Garbage collection is one of the systemic events. That was the big one that most people started to realize. You run on something like parallel old in Java, or most of the various garbage collectors in C#, and you get these huge pauses. CMS was probably the better choice in finance for a long time, but it still had these full GCs that were nasty, and stop-the-world. People went with one of two approaches, either a huge memory space, and you just hoped and prayed that you didn't get in an event that was nasty before the end of the trading day.

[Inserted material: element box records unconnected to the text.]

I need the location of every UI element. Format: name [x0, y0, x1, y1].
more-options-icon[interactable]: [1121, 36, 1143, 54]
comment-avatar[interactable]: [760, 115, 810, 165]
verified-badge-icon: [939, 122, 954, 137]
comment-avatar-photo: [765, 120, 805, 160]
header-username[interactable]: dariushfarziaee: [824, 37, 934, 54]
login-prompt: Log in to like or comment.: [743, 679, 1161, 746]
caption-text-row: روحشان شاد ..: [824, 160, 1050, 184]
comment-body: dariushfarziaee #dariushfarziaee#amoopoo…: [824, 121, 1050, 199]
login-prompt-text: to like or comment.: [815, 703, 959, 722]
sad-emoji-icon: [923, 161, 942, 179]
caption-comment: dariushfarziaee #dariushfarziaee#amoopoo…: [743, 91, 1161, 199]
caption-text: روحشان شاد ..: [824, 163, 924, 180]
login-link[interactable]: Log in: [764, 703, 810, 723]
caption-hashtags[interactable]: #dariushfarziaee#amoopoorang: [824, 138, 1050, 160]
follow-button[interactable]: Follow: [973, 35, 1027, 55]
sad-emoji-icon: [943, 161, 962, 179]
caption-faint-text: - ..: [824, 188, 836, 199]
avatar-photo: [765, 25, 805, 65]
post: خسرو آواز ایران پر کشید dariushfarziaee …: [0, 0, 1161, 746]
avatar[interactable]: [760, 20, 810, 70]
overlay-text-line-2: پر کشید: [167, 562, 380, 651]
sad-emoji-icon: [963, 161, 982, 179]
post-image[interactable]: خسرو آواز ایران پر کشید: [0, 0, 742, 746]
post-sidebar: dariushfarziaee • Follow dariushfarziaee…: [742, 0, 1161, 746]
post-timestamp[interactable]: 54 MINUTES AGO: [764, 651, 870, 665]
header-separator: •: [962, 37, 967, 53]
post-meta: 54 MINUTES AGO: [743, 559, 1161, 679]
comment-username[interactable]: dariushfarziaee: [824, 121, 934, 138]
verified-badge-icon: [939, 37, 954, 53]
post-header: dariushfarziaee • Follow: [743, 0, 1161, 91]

At the end of the trading day, you triggered a full GC and you cope with it. Or, you just write-no-allocate in your application. Those are the major approaches people took.

Then things start to change. People discovered C4, the Azul's Zing, concurrently compacting collector, which was just revolutionary, where we could run at high allocation rates, and not get really nasty GC pauses. Part of the history of that is that was originally designed for the Vega CPU where you're looking at up to 1000 CPU cores. Things like Amdahl's law was in your face all of the time. Stop-the-world events really got to hurt you. They're designed to cope with this and have a very responsive system. That's changed things a lot. The nice thing is it's inspired other things going forward. We've got GC Shenandoah. G1, just ignore in this space because it still is not really a proper concurrent collector. That's since C4 leads the way. ZGC is very much inspired by it but running way behind. It's not generational. It's got various other issues. Shenandoah is looking nice, especially on smaller heaps. We're getting progress in this area. It's changing how we think about this. We don't have to do zero allocation, like we did in the past. [emphasis added]


I knew that I'd see improvements with newer GCs, but the improvements here are such that I'm still taking stock.

Clearly it's entirely possible to log an application at TRACE using the newer JVMs without impacting your CPU or GC. There's a lot you can do with that.

Note that you are still dependent on the IO bandwidth of your disk drive. This load test didn't stress the NVMe SSD drive in the laptop, but cloud instances typically have around 250MB/sec of IO. However, it's entirely possible to set up a tmpfs volume with 1 GB, and write all debugging and trace information to memory – a c5 large instance has 8 GB going free, and Shenandoah means you can run a Play application in 512 MB and still have headroom.